By Br. Alfonce Kugwa
Will Zimbabwe soon have a recognised saint? This is not just a dream but may soon happen in the name of John Bradburne, the Strange Vagabond of God. This comes after the Zimbabwe Catholic Bishops signed a letter of placet on the Cause of his Beatification on 30 April 2019. Ground work on the cause of John Bradburne has been going on for many years now with the John Bradburn Memorial Society and the Archdiocese of Harare pushing for the recognition of this martyr of faith whose blood was spilt in Mutoko in 1979.
The Bishops gathered in Harare where they met Dr. Enrico Graziano Giovanni Solinas appointed as Postulator to initiate the Cause of Beatification and Canonisation of John Bradburne. ZCBC Secretary General Fr. Fradereck Chiromba said people should immediately be made aware of this important step in the life of the local Church so that they pray for its success.
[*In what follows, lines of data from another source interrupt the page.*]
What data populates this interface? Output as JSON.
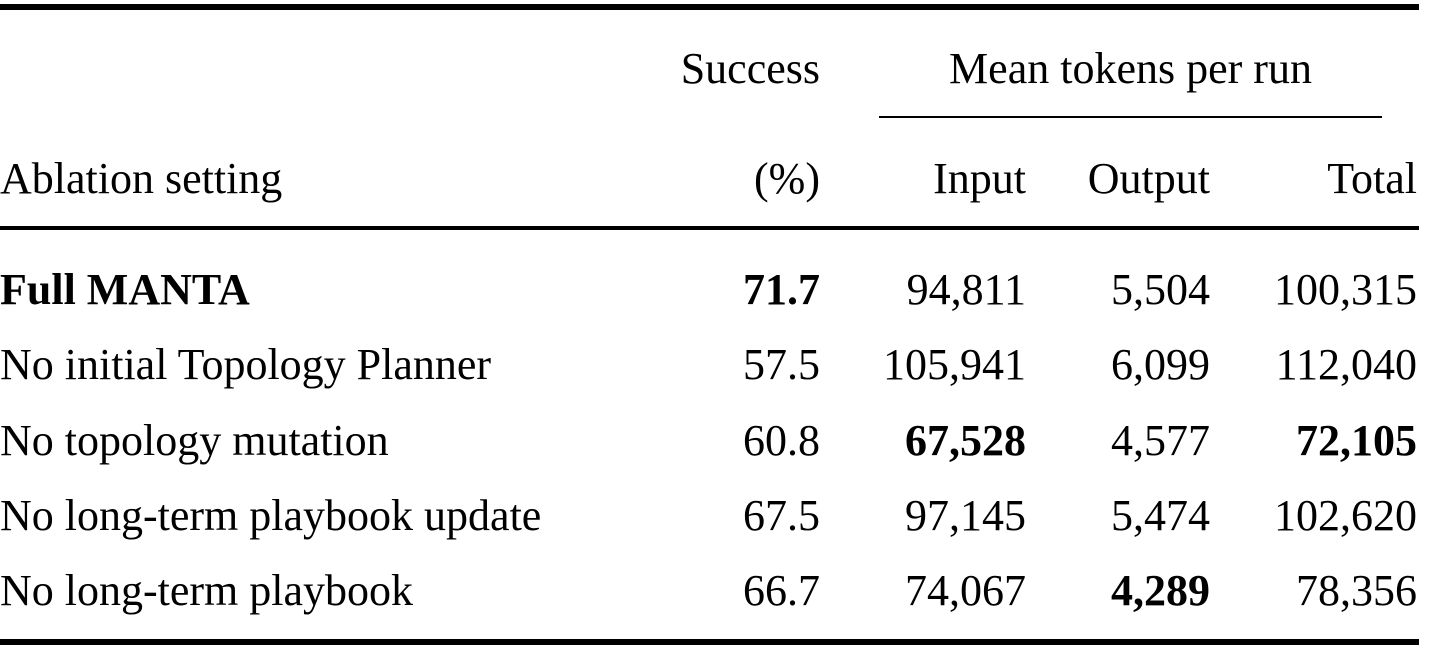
{
  "table": {
    "header": {
      "success_top": "Success",
      "tokens_group": "Mean tokens per run",
      "setting": "Ablation setting",
      "success_bottom": "(%)",
      "input": "Input",
      "output": "Output",
      "total": "Total"
    },
    "rows": [
      {
        "setting": "Full MANTA",
        "success": "71.7",
        "input": "94,811",
        "output": "5,504",
        "total": "100,315"
      },
      {
        "setting": "No initial Topology Planner",
        "success": "57.5",
        "input": "105,941",
        "output": "6,099",
        "total": "112,040"
      },
      {
        "setting": "No topology mutation",
        "success": "60.8",
        "input": "67,528",
        "output": "4,577",
        "total": "72,105"
      },
      {
        "setting": "No long-term playbook update",
        "success": "67.5",
        "input": "97,145",
        "output": "5,474",
        "total": "102,620"
      },
      {
        "setting": "No long-term playbook",
        "success": "66.7",
        "input": "74,067",
        "output": "4,289",
        "total": "78,356"
      }
    ]
  }
}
The letter of placet signed by the bishops read: “On 30 April 2019, before me +Robert Christopher Ndlovu, Archbishop of Harare and President of the Zimbabwe Catholic Bishops’ Conference, the same Conference gathered in plenary session in the persons of the Most Excellent Bishops:
+Robert Christopher Ndlovu, +Alex Thomas, Archbishop of Bulawayo, +Michael Dixon Bhasera, Bishop of Masvingo, +Albert Serrano, Bishop of Hwange, +Paul Horan, Bishop of Mutare, +Rudolf Nyandoro, Bishop of Gokwe, +Raymond Mupandasekwa, Bishop of Chinhoyi,
who acknowledged about the request of the John Bradburne Memorial Society, represented by Dr. Enrico Graziano Giovanni Solinas, appointed as “Postulator”, to initiate the Cause of Beatification and Canonisation of John Randal Bradburne, Layman and Franciscan Tertiary, signing the present memorandum express their favourable opinion for the initiation of the above-mentioned Cause, also by virtue of the widespread reputation of holiness of John Randal Bradburne in Zimbabwe, both when he was still alive and after his death in Mutoko on 5th September 1979.”
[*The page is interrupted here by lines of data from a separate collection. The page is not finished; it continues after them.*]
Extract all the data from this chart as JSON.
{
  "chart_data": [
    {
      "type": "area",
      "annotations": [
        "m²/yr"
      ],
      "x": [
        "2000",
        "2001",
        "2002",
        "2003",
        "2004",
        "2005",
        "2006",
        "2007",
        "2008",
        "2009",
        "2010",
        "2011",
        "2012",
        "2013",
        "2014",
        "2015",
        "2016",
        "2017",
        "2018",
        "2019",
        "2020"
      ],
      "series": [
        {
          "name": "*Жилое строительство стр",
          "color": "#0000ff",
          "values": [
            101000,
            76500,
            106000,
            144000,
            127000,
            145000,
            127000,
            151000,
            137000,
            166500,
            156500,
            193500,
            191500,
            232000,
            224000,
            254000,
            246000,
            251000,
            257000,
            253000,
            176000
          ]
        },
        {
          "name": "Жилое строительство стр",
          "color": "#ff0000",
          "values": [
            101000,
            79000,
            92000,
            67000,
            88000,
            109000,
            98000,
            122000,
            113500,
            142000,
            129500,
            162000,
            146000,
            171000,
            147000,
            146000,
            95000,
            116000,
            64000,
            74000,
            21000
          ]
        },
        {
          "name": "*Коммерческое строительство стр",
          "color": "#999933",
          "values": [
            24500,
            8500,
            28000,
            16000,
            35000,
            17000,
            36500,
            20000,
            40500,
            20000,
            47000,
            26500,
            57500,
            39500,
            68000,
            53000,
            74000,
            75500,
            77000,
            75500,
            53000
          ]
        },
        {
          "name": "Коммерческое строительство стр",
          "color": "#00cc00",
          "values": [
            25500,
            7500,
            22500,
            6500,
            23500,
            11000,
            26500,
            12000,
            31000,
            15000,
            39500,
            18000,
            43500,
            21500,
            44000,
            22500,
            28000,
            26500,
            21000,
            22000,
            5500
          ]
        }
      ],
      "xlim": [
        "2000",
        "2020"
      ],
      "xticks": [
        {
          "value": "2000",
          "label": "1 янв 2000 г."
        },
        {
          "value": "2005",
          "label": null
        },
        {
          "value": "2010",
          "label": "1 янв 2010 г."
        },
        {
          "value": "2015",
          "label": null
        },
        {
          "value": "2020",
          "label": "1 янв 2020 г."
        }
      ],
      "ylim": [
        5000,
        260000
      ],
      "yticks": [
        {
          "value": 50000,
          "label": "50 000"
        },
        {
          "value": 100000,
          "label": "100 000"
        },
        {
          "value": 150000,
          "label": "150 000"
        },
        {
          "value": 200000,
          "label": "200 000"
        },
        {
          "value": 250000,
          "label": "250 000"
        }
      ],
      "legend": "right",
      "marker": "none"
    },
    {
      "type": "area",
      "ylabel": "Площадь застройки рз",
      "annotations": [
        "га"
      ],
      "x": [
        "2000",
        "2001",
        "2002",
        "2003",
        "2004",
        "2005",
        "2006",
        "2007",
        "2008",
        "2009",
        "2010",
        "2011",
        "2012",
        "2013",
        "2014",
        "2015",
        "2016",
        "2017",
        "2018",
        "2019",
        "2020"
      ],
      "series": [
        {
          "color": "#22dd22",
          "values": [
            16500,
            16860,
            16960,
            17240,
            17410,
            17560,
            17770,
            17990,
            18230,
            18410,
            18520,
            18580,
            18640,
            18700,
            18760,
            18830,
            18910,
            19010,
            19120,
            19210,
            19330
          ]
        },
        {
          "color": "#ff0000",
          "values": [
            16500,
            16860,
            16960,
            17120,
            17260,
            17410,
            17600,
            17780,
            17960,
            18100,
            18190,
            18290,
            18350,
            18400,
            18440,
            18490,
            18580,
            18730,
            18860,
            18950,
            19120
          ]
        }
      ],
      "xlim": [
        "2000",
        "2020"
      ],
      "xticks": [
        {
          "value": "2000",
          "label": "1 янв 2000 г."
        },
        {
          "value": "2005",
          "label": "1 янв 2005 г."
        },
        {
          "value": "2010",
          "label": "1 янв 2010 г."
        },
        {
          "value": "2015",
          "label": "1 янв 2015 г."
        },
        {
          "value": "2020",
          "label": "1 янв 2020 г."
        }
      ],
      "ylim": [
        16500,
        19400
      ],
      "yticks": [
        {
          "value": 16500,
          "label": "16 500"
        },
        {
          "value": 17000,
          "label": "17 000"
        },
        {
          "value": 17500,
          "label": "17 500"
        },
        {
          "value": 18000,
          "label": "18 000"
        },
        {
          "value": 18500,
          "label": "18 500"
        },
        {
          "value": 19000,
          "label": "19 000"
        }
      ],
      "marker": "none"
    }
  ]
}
Bradburne was shot dead at Mudzonga area in Mutoko by guerrillas who wanted him out of Mutemwa Leprosy Centre suspecting him to be a spy. Eyewitnesses said a mob of youths picked him up under cover of darkness, took his cheque book and radio.
Bradburne was born at Skirwith in the Eden valley in 1921 and was the son of an Anglican clergyman. According to the Independent Catholic News, Bradburne was received into the Catholic Church in 1947 and came to Rhodesia, now Zimbabwe as a missionary helper in the 1960s where he became warden of the Mutemwa Leprosy Settlement.
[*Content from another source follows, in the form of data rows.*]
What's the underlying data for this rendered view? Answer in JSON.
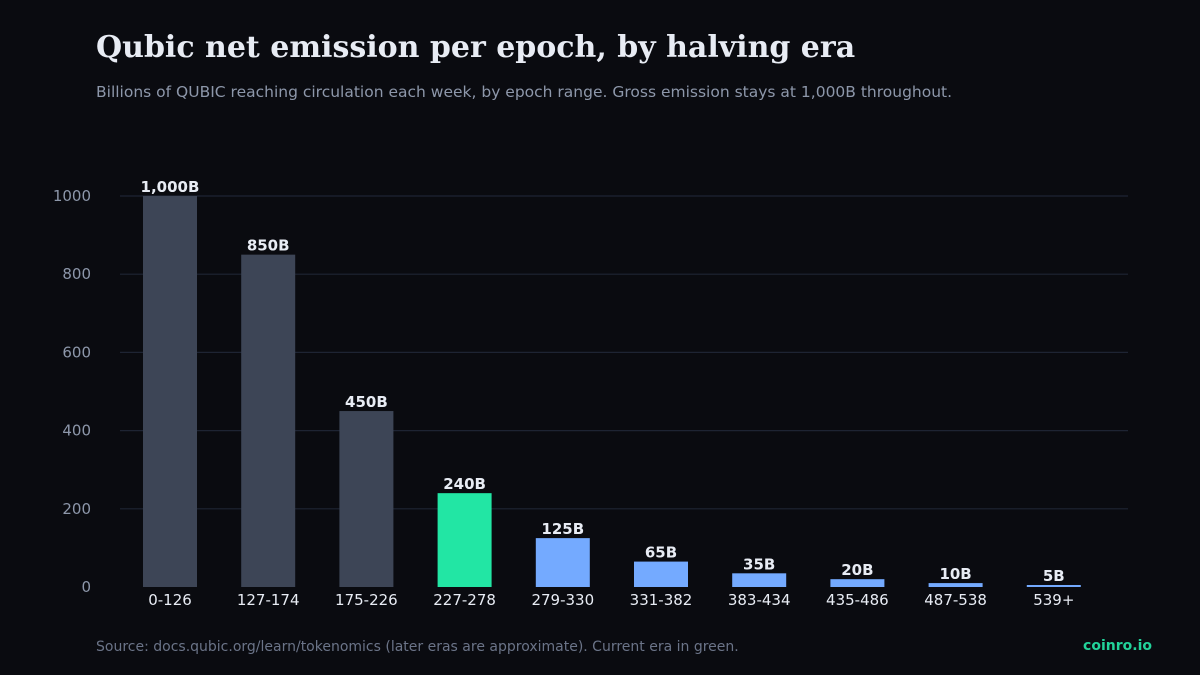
{
  "title": "Qubic net emission per epoch, by halving era",
  "subtitle": "Billions of QUBIC reaching circulation each week, by epoch range. Gross emission stays at 1,000B throughout.",
  "footer": {
    "source": "Source: docs.qubic.org/learn/tokenomics (later eras are approximate). Current era in green.",
    "brand": "coinro.io"
  },
  "colors": {
    "background": "#0a0b10",
    "past_era": "#3d4556",
    "current_era": "#22e6a4",
    "future_era": "#74aaff",
    "grid": "#1e2433",
    "axis_text": "#8d97aa",
    "label_text": "#e8ecf4",
    "brand": "#22d39a"
  },
  "chart_data": {
    "type": "bar",
    "title": "Qubic net emission per epoch, by halving era",
    "xlabel": "",
    "ylabel": "",
    "categories": [
      "0-126",
      "127-174",
      "175-226",
      "227-278",
      "279-330",
      "331-382",
      "383-434",
      "435-486",
      "487-538",
      "539+"
    ],
    "values": [
      1000,
      850,
      450,
      240,
      125,
      65,
      35,
      20,
      10,
      5
    ],
    "data_labels": [
      "1,000B",
      "850B",
      "450B",
      "240B",
      "125B",
      "65B",
      "35B",
      "20B",
      "10B",
      "5B"
    ],
    "bar_era": [
      "past",
      "past",
      "past",
      "current",
      "future",
      "future",
      "future",
      "future",
      "future",
      "future"
    ],
    "ylim": [
      0,
      1000
    ],
    "yticks": [
      0,
      200,
      400,
      600,
      800,
      1000
    ],
    "grid": true
  }
}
The surviving lepers at Mutemwa Leprosy Centre confirmed that Bradburne became attached to them in compassion and love. Friends urged him to quit Zimbabwe as the war against white rule escalated in the late seventies but Bradburne refused.
The excerpts of the John Bradburne Memorial Society state: “During the Zimbabwean civil war, his efforts to prevent exploitation of the leprosy patients brought local hostility and suspicion. He refused to leave the place for safety and was abducted and on Wednesday 5 September 1979, he was shot.”
However, John himself had three wishes, to serve leprosy patients, to die a martyr and to be buried in the habit of St. Francis.
Local evidence has it that before Bradburne was killed he was taken to the guerrilla base in the Harare mountain in Gwaze area during the night where he was interrogated and made to sing Chimurenga songs and forced to eat sadza with okra (derere/idelele). His body was found the following day by the road side at Mudzonga area along Nyamapanda road in Mutoko.
The John Bradburne Memorial Society was founded in 1995 by his niece Celia Brigstocke to support the leper settlement. Celia also led calls for his beatification. Sadly, she died in August 2018, but her eldest daughter Kate Macpherson is continuing the work.
The John Bradburne shrine has been established at Chigona Mountain in Mutemwa where he used to climb and pray during his life time at the leprosy centre. Every year at the anniversary of his death, thousands of Catholics and non-Catholics throng the shrine to offer prayers and supplications and according to the documentary produced by ZCBC Social Communication, there are testimonies of healing and miracles from different people, proving that he was a holy man.